Depuis que la justice a décidé l’ouverture d’une enquête suite aux révélations du journal électronique Nawaat et aux reproches du Canadien Darren Abderahim Stevenson qui a accusé l’ex-Premier ministre Béji Caïd Essebssi et son frère Slahedine de transaction suspecte et d’avoir facilité
l’acquisition de la licence de prospection de son entreprise pour l’octroyer à une société appartenant à Slim Chiboub, avec la complicité du Conseil d’administration de Voyageur, l’affaire « Essebsi et Chiboub Gate » ne cesse d’alimenter la polémique.
Bien qu’on se soit rendu compte que les parts de Slim Chiboub dans la fameuse société « Voyageur » titulaire du permis de prospection « Borj El Khadhra Sud » sont confisquées en Tunisie et gelées au Canada, la question était de savoir pourquoi « Voyageur » a choisi de vendre 80% des intérêts miniers du permis de « Borj El Khadhra Sud » à Anadarko précisément, alors que les offres ne manquaient pas.
Anadarko représenté par Slahedine Caïd Essebssi
Pour y voir plus clair, Espacemanager a fait son enquête et a même contacté certaines sources au sein de « Voyageur » qui ont estimé que leur société n’a rien à se reprocher et que la vente s’est déroulée dans la transparence totale.
Nos sources ont ajouté que la validité du permis BEKS s’étalait jusqu’au 3 novembre 2011, mais Voyageur Oil et Gas Corp, n’étaient plus à la fin de l’année 2010 capables d’honorer leurs engagements.
Sa situation financière était tellement critique qu’elles ne pouvaient même plus régler leurs fournisseurs et elles risquaient non seulement la faillite mais aussi les poursuites judiciaires en Tunisie et au Canada.
D’où la nécessité de conclure une transaction de farmout avant Novembre 2011 ou bien perdre le permis.
Nos sources ont certes indiqué, que bien qu’elle soit libre de vendre ses parts dans le permis « Borj El Khadhra Sud » à qui elle veut, la société « Voyageur » a sollicité l’autorisation de l’entreprise tunisienne d’activités pétrolières, (ETAP) et a ouvert ses données techniques aux différentes sociétés pétrolières et investisseurs intéressés par ce permis.
Des sociétés telles que Shell Exploration et Production, Libya Oil Holding, KOV, GB, OMV, SONATRACH, DNO, ont été parmi les nombreuses à avoir exprimé leurs intérêts pour une éventuelle cession de 80% des intérêts miniers de « Voyageur », dans Borj El Khadhra Sud.
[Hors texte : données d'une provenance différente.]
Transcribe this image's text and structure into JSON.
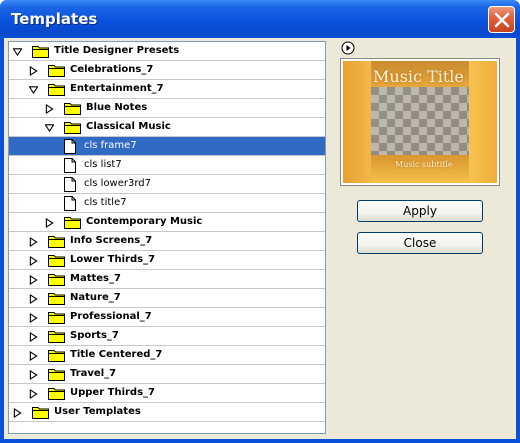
{
  "window": {
    "title": "Templates"
  },
  "tree": {
    "items": [
      {
        "label": "Title Designer Presets",
        "type": "folder",
        "expanded": true,
        "selected": false,
        "bold": true
      },
      {
        "label": "Celebrations_7",
        "type": "folder",
        "expanded": false,
        "selected": false,
        "bold": true
      },
      {
        "label": "Entertainment_7",
        "type": "folder",
        "expanded": true,
        "selected": false,
        "bold": true
      },
      {
        "label": "Blue Notes",
        "type": "folder",
        "expanded": false,
        "selected": false,
        "bold": true
      },
      {
        "label": "Classical Music",
        "type": "folder",
        "expanded": true,
        "selected": false,
        "bold": true
      },
      {
        "label": "cls frame7",
        "type": "file",
        "selected": true,
        "bold": false
      },
      {
        "label": "cls list7",
        "type": "file",
        "selected": false,
        "bold": false
      },
      {
        "label": "cls lower3rd7",
        "type": "file",
        "selected": false,
        "bold": false
      },
      {
        "label": "cls title7",
        "type": "file",
        "selected": false,
        "bold": false
      },
      {
        "label": "Contemporary Music",
        "type": "folder",
        "expanded": false,
        "selected": false,
        "bold": true
      },
      {
        "label": "Info Screens_7",
        "type": "folder",
        "expanded": false,
        "selected": false,
        "bold": true
      },
      {
        "label": "Lower Thirds_7",
        "type": "folder",
        "expanded": false,
        "selected": false,
        "bold": true
      },
      {
        "label": "Mattes_7",
        "type": "folder",
        "expanded": false,
        "selected": false,
        "bold": true
      },
      {
        "label": "Nature_7",
        "type": "folder",
        "expanded": false,
        "selected": false,
        "bold": true
      },
      {
        "label": "Professional_7",
        "type": "folder",
        "expanded": false,
        "selected": false,
        "bold": true
      },
      {
        "label": "Sports_7",
        "type": "folder",
        "expanded": false,
        "selected": false,
        "bold": true
      },
      {
        "label": "Title Centered_7",
        "type": "folder",
        "expanded": false,
        "selected": false,
        "bold": true
      },
      {
        "label": "Travel_7",
        "type": "folder",
        "expanded": false,
        "selected": false,
        "bold": true
      },
      {
        "label": "Upper Thirds_7",
        "type": "folder",
        "expanded": false,
        "selected": false,
        "bold": true
      },
      {
        "label": "User Templates",
        "type": "folder",
        "expanded": false,
        "selected": false,
        "bold": true
      }
    ]
  },
  "preview": {
    "title_text": "Music Title",
    "subtitle_text": "Music subtitle",
    "play_icon": "play-icon"
  },
  "buttons": {
    "apply_label": "Apply",
    "close_label": "Close"
  },
  "colors": {
    "titlebar": "#0a52dc",
    "selection": "#316ac5",
    "dialog_bg": "#ece9d8",
    "folder": "#ffff00"
  }
}
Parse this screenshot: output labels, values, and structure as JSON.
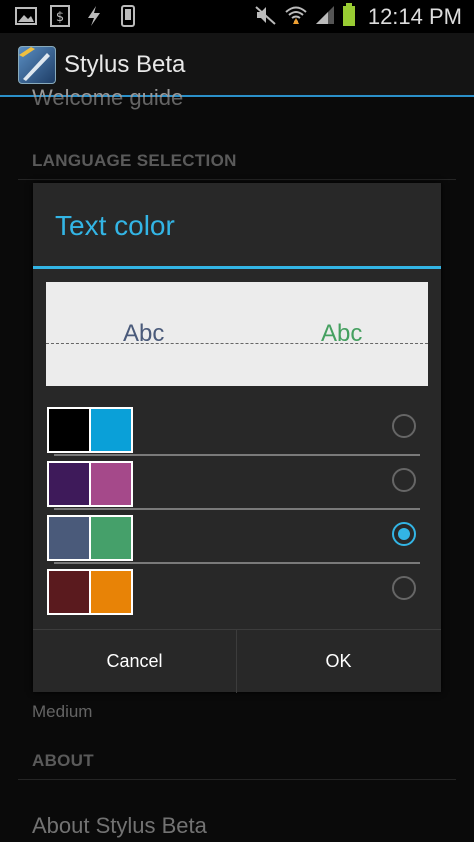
{
  "status_bar": {
    "time": "12:14 PM",
    "icons_left": [
      "image-icon",
      "dollar-doc-icon",
      "flash-icon",
      "phone-icon"
    ],
    "icons_right": [
      "mute-icon",
      "wifi-icon",
      "signal-icon",
      "battery-icon"
    ]
  },
  "action_bar": {
    "title": "Stylus Beta"
  },
  "background_list": {
    "welcome_item": "Welcome guide",
    "language_category": "LANGUAGE SELECTION",
    "medium_value": "Medium",
    "about_category": "ABOUT",
    "about_item": "About Stylus Beta"
  },
  "dialog": {
    "title": "Text color",
    "preview": {
      "left_text": "Abc",
      "right_text": "Abc",
      "left_color": "#4a5a7a",
      "right_color": "#45a060"
    },
    "options": [
      {
        "colors": [
          "#000000",
          "#0aa0d8"
        ],
        "selected": false
      },
      {
        "colors": [
          "#3e1a5a",
          "#a5498a"
        ],
        "selected": false
      },
      {
        "colors": [
          "#4a5a7a",
          "#45a06a"
        ],
        "selected": true
      },
      {
        "colors": [
          "#5a1a1e",
          "#e88306"
        ],
        "selected": false
      }
    ],
    "cancel_label": "Cancel",
    "ok_label": "OK"
  },
  "accent_color": "#33b5e5"
}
Mais il semble qu’Anadarko a présenté la meilleure offre non seulement sur le plan financier mais aussi sur le plan technique
Lors de notre enquête, nous avons été informés que les discussions avec Anadarko pour la vente des intérêts miniers de Voyageur dans le fameux permis « Borj El Khadhra Sud » ont commencé depuis 2010 sous la direction de Darren Stevenson, qui était à l’époque directeur exécutif de Voyageur.
Contrairement à ce qui se dit, la transaction n’a pas été faite de gré à gré puisqu’elle a été approuvée par l’assemblée générale ordinaire du 04 Août 2011.
Lors de cette assemblée, plus de 66% des actionnaires (dont Darren Stevenson) ont voté pour la vente alors que la société Green Oil, en raison du gel de ses actions, a été exclue du droit de vote conformément à la règlementation Canadienne pour le gel de propriété des biens de la famille Ben Ali.
Quand on a demandé à nos sources ce qu’elles pensent des accusations de Darren Stevesnon, qui a considéré que la transaction est douteuse, ces dernières se sont dit étonnées de ces reproches qu’ils jugent infondés, puisque le Canadien était jusqu’à mars 2011 Président du Conseil et était donc au courant des tous les détails de la transaction.
Il nous a été aussi dit, que le Canadien a même encaissé en tant qu’actionnaire les fruits de cette transaction et qu’il a participé aux procédures de gel des actions de Mayodor et Green Oil (société de Chiboub) dans « Voyageur » en tant que membre du conseil d’administration.
Ce qui ouvre encore la porte à de nombreuses spéculations dans une affaire qui ne finira pas de faire couler beaucoup d’encre et à laquelle on reviendra dès que nous aurons du nouveau.